Les automobilistes qui traversent chaque jour l'un des 15 ponts donnant accès à l'île de Montréal - et qui sont les seuls à souffrir de retards moyens de plus de 20 minutes dans la congestion matinale - représentent, pour leur part, un peu plus de 18% de tous les déplacements en automobile durant les périodes de pointe. La vision extrême des conditions de circulation dans la métropole touche donc moins d'un automobiliste sur cinq, en moyenne.

La goutte et le vase

Les données compilées pour le compte du MTQ n'offrent toutefois, elles-mêmes, qu'une image partielle de la réalité de la congestion routière métropolitaine. D'abord, parce qu'elles mesurent uniquement les effets de la congestion dite «récurrente», associée aux périodes de pointe. La congestion dite «incidente», causée par des accidents de la circulation ou par les chantiers routiers, n'est pas prise en compte parce qu'on ne connaît toujours pas de méthode satisfaisante pour la mesurer avec précision.

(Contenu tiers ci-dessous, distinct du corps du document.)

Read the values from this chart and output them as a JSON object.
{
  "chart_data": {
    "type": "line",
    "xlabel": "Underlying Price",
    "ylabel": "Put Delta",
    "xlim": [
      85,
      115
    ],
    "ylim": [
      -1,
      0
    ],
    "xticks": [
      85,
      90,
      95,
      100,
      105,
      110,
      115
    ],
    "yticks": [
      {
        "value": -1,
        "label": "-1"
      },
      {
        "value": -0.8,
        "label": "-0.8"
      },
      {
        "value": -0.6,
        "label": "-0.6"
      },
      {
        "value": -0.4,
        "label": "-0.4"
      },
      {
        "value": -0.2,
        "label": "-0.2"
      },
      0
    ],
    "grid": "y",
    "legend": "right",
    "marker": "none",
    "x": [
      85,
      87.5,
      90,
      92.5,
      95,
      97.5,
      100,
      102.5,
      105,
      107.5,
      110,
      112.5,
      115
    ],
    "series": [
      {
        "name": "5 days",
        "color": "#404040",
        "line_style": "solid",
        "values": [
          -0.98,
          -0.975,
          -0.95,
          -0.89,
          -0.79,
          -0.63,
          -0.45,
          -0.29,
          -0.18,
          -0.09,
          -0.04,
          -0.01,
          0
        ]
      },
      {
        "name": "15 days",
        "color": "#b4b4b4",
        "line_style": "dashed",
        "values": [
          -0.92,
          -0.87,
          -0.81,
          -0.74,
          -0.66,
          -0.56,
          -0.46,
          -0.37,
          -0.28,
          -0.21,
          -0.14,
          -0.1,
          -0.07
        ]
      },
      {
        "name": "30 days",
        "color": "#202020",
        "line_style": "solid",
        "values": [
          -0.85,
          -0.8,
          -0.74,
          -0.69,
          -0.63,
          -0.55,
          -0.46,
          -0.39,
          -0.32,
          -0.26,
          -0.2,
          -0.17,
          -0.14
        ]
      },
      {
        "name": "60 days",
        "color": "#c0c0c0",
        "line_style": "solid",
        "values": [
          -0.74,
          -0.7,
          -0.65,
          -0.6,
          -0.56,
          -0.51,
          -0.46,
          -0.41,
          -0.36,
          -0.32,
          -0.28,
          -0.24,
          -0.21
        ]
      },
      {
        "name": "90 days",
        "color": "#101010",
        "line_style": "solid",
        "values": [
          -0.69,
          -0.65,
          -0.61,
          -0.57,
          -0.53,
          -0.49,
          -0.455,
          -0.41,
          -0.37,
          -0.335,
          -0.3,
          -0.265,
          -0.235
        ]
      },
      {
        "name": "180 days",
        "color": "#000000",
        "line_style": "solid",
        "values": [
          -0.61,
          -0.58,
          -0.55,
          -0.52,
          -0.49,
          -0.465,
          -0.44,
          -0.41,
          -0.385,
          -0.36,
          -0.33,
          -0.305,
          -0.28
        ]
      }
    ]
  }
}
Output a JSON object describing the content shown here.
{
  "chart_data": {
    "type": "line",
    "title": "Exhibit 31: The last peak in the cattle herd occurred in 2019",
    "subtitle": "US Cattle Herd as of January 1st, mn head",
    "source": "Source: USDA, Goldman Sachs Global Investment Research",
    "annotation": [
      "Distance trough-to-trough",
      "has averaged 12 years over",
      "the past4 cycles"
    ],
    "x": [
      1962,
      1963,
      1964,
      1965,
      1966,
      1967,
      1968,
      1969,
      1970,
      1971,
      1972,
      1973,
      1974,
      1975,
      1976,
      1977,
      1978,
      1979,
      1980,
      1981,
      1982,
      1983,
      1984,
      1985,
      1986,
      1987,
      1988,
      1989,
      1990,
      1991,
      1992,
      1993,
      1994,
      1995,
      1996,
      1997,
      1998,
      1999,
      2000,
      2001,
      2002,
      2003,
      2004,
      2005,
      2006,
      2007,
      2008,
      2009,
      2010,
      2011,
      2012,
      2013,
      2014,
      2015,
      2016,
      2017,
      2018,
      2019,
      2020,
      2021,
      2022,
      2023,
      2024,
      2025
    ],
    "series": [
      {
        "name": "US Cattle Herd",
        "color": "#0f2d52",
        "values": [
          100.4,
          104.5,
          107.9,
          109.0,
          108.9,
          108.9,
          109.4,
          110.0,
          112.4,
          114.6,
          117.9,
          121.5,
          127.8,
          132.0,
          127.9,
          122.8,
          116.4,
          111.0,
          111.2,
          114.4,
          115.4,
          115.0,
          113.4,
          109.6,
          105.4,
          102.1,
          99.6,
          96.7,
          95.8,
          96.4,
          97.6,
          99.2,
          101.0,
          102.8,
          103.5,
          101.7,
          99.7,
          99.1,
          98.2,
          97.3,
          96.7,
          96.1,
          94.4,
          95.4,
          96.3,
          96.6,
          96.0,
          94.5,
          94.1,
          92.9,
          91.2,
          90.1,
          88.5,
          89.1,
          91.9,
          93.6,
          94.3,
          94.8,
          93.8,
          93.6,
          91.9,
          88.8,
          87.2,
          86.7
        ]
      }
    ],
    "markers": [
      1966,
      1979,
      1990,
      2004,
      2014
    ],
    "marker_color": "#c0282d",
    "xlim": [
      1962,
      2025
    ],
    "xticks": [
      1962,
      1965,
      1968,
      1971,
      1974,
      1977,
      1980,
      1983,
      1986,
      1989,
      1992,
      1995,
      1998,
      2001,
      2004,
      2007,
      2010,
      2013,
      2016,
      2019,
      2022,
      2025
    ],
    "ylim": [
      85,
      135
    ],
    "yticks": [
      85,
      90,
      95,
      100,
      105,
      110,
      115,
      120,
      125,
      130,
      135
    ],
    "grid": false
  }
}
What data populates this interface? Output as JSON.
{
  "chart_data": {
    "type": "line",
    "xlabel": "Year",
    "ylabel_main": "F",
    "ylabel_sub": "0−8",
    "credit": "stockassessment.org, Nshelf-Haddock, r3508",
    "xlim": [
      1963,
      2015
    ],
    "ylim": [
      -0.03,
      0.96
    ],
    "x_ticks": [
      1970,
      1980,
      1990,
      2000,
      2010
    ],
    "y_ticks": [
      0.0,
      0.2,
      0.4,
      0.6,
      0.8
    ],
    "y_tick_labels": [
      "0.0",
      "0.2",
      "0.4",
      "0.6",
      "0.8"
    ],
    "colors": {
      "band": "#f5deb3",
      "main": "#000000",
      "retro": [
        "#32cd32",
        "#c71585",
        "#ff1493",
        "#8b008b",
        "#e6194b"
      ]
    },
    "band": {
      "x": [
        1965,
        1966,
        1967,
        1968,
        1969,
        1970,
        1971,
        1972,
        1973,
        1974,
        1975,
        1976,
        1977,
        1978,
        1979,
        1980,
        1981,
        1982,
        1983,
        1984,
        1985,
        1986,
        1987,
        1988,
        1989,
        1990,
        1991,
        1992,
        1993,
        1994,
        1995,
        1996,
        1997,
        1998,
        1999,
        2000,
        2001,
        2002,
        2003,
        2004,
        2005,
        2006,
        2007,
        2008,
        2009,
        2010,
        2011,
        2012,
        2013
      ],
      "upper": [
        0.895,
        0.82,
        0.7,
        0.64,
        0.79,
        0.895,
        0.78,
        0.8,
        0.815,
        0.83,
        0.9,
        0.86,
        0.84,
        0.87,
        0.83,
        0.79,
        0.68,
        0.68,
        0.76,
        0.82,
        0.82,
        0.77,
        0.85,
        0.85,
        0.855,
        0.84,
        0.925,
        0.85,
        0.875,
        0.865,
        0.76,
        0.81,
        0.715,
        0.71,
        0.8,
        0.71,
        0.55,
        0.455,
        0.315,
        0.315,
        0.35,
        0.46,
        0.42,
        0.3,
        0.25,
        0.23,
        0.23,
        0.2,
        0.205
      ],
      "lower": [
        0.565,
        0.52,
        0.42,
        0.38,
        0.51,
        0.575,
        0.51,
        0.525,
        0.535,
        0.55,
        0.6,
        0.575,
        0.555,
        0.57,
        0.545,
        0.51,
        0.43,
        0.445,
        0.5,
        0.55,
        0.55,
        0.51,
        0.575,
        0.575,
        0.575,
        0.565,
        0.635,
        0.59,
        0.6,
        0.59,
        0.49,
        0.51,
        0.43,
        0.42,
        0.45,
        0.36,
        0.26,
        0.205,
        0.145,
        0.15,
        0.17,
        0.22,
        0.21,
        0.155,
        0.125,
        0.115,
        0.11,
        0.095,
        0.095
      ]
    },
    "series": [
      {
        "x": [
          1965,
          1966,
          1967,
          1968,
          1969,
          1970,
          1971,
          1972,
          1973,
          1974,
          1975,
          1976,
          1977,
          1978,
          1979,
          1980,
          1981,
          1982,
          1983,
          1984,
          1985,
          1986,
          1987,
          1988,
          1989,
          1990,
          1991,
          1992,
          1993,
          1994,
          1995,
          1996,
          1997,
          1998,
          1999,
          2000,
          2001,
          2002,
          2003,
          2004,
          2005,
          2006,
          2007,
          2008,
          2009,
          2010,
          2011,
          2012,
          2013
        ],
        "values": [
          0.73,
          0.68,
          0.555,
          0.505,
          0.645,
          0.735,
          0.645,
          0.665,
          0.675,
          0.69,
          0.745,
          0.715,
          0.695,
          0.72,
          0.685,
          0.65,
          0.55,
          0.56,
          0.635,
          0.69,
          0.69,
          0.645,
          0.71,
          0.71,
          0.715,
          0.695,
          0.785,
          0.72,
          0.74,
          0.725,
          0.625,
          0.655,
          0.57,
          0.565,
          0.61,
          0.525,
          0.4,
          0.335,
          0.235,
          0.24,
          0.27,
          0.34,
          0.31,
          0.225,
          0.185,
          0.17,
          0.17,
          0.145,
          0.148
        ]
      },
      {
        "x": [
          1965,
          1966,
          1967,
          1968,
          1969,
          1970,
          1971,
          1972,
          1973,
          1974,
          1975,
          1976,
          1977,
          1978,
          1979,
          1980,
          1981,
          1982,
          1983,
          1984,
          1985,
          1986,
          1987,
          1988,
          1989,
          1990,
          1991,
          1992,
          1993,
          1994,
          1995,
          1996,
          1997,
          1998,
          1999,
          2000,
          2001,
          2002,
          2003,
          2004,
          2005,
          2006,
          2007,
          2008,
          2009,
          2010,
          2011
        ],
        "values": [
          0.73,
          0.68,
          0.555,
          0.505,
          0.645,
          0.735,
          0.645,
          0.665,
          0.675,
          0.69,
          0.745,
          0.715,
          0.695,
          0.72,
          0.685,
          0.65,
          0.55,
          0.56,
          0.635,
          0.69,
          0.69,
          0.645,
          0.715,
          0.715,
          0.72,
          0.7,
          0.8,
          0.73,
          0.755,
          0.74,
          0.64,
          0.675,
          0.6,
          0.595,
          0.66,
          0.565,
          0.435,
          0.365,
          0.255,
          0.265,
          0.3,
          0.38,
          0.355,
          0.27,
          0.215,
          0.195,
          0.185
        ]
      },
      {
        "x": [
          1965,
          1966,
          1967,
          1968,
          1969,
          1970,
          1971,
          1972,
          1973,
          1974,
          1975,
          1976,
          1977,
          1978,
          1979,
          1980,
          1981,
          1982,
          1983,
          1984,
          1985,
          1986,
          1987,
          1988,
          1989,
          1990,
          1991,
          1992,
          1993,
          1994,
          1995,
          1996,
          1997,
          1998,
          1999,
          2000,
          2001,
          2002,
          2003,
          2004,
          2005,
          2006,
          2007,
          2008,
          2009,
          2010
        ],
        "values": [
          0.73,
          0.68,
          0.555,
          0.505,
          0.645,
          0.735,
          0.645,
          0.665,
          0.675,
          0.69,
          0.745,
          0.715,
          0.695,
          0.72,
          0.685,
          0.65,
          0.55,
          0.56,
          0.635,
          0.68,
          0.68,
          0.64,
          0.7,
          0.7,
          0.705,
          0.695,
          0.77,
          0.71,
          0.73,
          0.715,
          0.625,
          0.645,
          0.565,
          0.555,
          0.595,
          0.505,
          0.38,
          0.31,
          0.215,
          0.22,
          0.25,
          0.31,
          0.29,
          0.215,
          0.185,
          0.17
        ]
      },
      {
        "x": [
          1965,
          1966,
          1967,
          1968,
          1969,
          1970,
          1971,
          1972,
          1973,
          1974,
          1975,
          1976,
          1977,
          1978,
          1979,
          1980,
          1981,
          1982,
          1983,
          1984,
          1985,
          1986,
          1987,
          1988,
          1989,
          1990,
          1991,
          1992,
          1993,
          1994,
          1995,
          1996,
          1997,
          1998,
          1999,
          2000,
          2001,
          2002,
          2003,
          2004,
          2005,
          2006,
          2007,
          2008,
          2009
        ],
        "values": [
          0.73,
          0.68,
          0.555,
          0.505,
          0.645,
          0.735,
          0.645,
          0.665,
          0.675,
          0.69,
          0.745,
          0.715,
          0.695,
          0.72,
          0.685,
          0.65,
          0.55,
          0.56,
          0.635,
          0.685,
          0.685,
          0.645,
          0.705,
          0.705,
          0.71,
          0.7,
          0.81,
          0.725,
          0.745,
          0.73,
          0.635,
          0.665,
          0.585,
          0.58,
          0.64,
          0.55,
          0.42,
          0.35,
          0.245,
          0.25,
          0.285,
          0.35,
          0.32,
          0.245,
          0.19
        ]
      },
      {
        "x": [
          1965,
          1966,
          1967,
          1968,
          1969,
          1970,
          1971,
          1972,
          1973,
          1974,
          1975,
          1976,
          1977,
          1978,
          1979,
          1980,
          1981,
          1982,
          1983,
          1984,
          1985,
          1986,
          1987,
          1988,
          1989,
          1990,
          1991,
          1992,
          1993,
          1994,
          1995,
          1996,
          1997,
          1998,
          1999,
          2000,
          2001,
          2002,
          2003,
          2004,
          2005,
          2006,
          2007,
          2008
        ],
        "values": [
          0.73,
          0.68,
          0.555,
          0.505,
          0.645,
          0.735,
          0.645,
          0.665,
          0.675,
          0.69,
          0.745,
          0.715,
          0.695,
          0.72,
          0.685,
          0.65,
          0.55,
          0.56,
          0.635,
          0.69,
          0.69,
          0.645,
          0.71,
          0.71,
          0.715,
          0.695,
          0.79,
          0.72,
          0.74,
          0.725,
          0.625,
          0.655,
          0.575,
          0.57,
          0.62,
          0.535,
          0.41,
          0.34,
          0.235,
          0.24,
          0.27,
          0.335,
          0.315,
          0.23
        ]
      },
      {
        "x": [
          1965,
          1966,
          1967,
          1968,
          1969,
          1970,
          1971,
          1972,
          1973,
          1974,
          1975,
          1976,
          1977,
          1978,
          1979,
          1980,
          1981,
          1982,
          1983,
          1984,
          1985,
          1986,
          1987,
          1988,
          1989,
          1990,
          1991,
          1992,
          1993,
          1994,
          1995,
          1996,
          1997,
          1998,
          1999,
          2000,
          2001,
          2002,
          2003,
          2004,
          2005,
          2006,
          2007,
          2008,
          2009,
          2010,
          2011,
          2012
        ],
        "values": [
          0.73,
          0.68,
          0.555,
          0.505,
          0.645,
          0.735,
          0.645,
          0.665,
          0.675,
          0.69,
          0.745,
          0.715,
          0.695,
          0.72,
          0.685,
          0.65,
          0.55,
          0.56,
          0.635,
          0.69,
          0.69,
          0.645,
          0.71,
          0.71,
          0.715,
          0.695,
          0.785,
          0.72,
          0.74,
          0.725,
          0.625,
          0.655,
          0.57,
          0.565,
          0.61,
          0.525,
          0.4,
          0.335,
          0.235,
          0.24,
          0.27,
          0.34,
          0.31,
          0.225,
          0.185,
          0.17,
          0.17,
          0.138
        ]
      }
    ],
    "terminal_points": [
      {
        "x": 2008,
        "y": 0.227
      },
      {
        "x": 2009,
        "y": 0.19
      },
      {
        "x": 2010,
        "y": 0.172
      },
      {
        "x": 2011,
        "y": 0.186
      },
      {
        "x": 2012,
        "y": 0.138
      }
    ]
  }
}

Ainsi, des embouteillages monstrueux comme celui qui a paralysé le pont Champlain durant plus de 10 heures le 2 juin dernier, par exemple, n'entrent pas dans les calculs des coûts socioéconomiques de la congestion, estimés en 2009 à plus de 1,4 milliard.

Ce jour-là, un entrepreneur en construction a rouvert un chantier, vers 5h du matin, sans remplir une dénivellation de plusieurs centimètres de profondeur, qu'il avait creusée dans la chaussée du pont pour réparer un joint de dilatation. Petite cause, grand effet: la file d'attente des véhicules s'est étirée sur des kilomètres, et les débordements se sont fait sentir sur tous les autres ponts qui relient la Rive-Sud à l'île de Montréal, durant toute la journée.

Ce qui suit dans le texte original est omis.